Kolankiewicz did not even turn.
‘If you are staying, angel from hell, then you must make yourself useful. Hold the edges of the wound while I stitch.’
Kitty did not bat an eyelid. She slipped between the two of them and gripped the wound between thumb and forefinger. It hurt all the more.
‘Bastard,’ she whispered.
‘Aaagh,’ said Troy, as Kolankiewicz sank in the needle. ‘I thought you said you’d localise it?’
‘I was lying,’ said Kolankiewicz. ‘Now, pretty woman, hold tight, because the bugger will squirm.’
Kitty gripped him as though she had pliers in her hands.
‘I was hoping for a word,’ she hissed.
‘Well, I can hardly not listen, can I?’ Troy hissed back.
She pinched him harder.
‘In fact I was hoping to make you squirm.’
Troy squirmed.
‘Why didn’t you tell me?’
‘Why didn’t I tell you what?’
‘Why didn’t you tell me my dad was dead?’
‘I thought the American would tell you.’
‘He was in chokey. How the bleedin’ ‘ell could ‘e?’
‘I didn’t know that. I only found out today.’
‘Troy, you should have told me. You should have come round to Jubilee Street and told me and me mum yourself. Can’t you see that? I shouldn’t have found out from a routine visit by a gobshite like Nailer. You should have told me. After wot we been to each other you should have told me. No excuse. I don’t care where you were, what you were doing, you should have told me.’

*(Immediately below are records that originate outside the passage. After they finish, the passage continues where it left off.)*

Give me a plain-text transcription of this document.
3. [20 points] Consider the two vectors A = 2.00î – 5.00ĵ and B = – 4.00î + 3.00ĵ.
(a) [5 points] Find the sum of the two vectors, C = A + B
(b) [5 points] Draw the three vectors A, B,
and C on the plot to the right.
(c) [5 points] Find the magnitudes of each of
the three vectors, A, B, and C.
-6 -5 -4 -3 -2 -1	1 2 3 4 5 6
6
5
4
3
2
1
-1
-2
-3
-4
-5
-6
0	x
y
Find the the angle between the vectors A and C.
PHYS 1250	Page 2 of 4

It seemed to Troy that the two of them had combined their efforts to torture him, that Kolankiewicz was punctuating Kitty’s sentences with every puncture of his flesh. When she finished, he finished, knotted the thread and snapped it off.

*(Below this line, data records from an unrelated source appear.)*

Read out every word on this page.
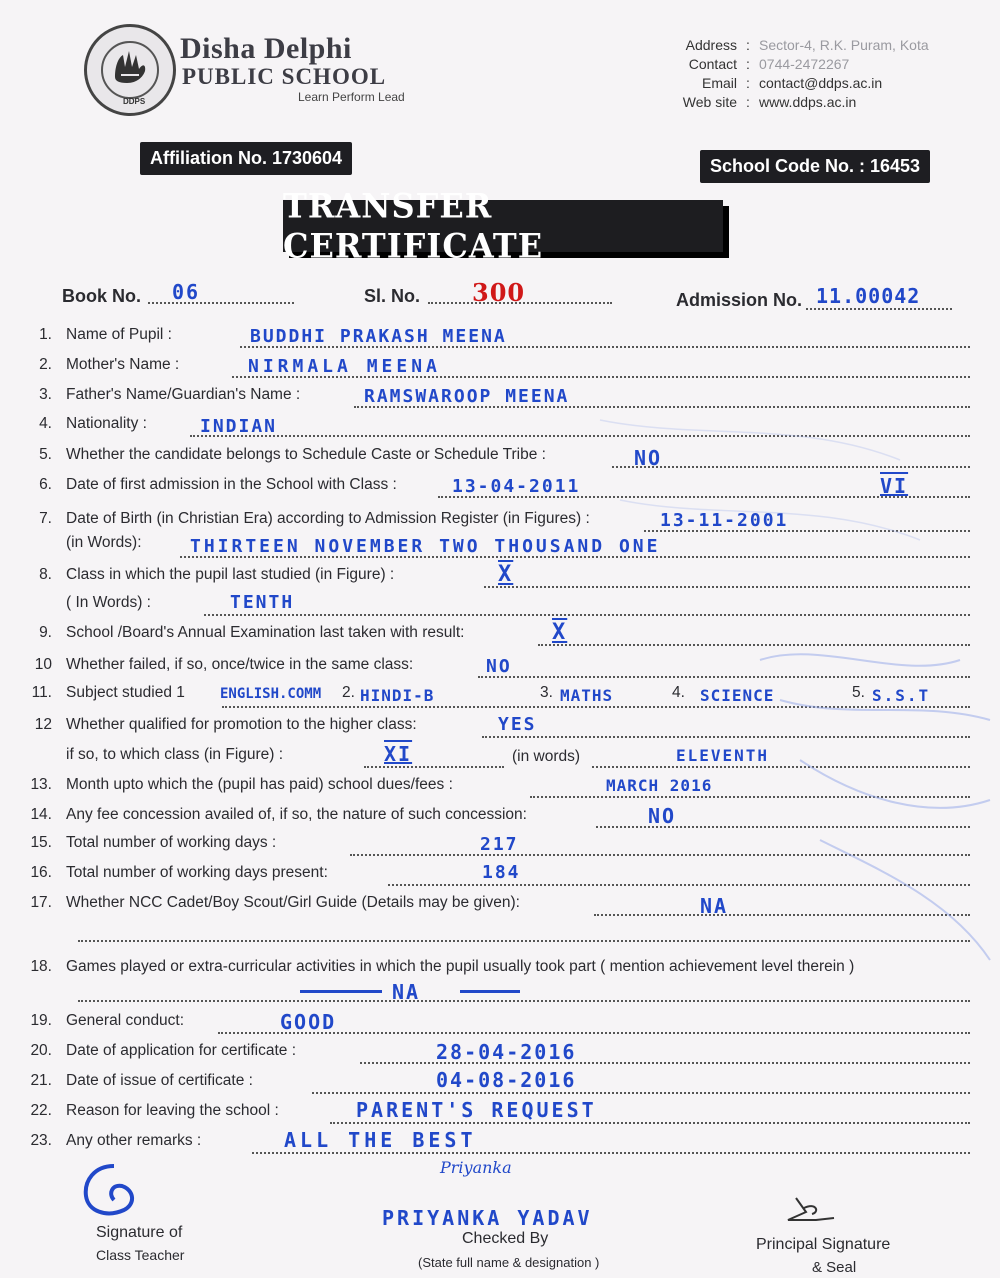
DDPS
Disha Delphi
PUBLIC SCHOOL
Learn Perform Lead
Address : Sector-4, R.K. Puram, Kota
Contact : 0744-2472267
Email : contact@ddps.ac.in
Web site : www.ddps.ac.in
Affiliation No. 1730604	School Code No. : 16453
TRANSFER CERTIFICATE
Book No. 06	Sl. No. 300	Admission No. 11.00042
1. Name of Pupil :	BUDDHI PRAKASH MEENA
2. Mother's Name :	NIRMALA MEENA
3. Father's Name/Guardian's Name :	RAMSWAROOP MEENA
4. Nationality :	INDIAN
5. Whether the candidate belongs to Schedule Caste or Schedule Tribe :	NO
6. Date of first admission in the School with Class :	13-04-2011	VI
7. Date of Birth (in Christian Era) according to Admission Register (in Figures) :	13-11-2001
(in Words):	THIRTEEN NOVEMBER TWO THOUSAND ONE
8. Class in which the pupil last studied (in Figure) :	X
( In Words) :	TENTH
9. School /Board's Annual Examination last taken with result:	X
10 Whether failed, if so, once/twice in the same class:	NO
11. Subject studied 1	ENGLISH.COMM 2. HINDI-B	3. MATHS	4. SCIENCE	5. S.S.T
12 Whether qualified for promotion to the higher class:	YES
if so, to which class (in Figure) :	XI	(in words)	ELEVENTH
13. Month upto which the (pupil has paid) school dues/fees :	MARCH 2016
14. Any fee concession availed of, if so, the nature of such concession:	NO
15. Total number of working days :	217
16. Total number of working days present:	184
17. Whether NCC Cadet/Boy Scout/Girl Guide (Details may be given):	NA
18. Games played or extra-curricular activities in which the pupil usually took part ( mention achievement level therein )
NA
19. General conduct:	GOOD
20. Date of application for certificate :	28-04-2016
21. Date of issue of certificate :	04-08-2016
22. Reason for leaving the school :	PARENT'S REQUEST
23. Any other remarks :	ALL THE BEST
Signature of
Class Teacher
Priyanka
PRIYANKA YADAV
Checked By
(State full name & designation )
Principal Signature
& Seal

‘OK. We done. You got one more medal on your chest, copper.’
Troy looked down at the wound. It was a mess, a ragged line made to look like a zip fastener with its row of regular, coarse black stitches. With a gesture like a conjurer about to manifest a pigeon, Kitty produced a handkerchief from her pocket-one of his, with his initial in the corner, the one she had helped herself to just the other night-and wiped his blood off her fingers.
‘What we’ve been to each other?’ Troy said. ‘Good God, Kitty, what do you think we’ve been to each other?’
‘Vodka still under the sink?’ Kolankiewicz asked.
Troy ignored him. He disappeared into the kitchen.
‘Kitty, why are you here?’
Kitty sat down on the armchair, stuck her hands back in her pockets and stared at him. Troy swung his legs to the floor and realised he’d be foolish in the extreme to try and stand.
‘Kitty, I’m very sorry your father’s dead. But taking it out on me isn’t going to bring him back.’
‘I’m here because.’
This construction had always baffled him. Russian had nothing like this. The incomplete ending implying that he should know how the sentence ended-that it was a moral issue to know, and a moral dereliction to have to ask.
‘What is it you think I can do for you?’
‘You can help Calvin catch the bloke who killed my dad.’
Troy sank back. He should have guessed – it was typical of Kitty to want the moon.
‘Jesus Christ.’
‘You can do this, Troy. Calvin can’t do a thing on his own. The Yard’ll run circles round him. He’ll wander round London like a dog at a fair.’
‘What you mean is that I should go up against Nailer for you.’
‘Nailer ain’t gonna catch him, now is he?’
‘Probably not.’
‘And you don’t have to go up against Nailer. You just have to sort of go round him.’
Troy said nothing. He hoped that if he said nothing for long enough Kitty might just give up and bugger off.
‘There’s no on else can do it,’ she went on, undeterred. ‘You owe me this, Troy. You do this for me. And if that don’t mean nothin’ to you, then do it for my mum.’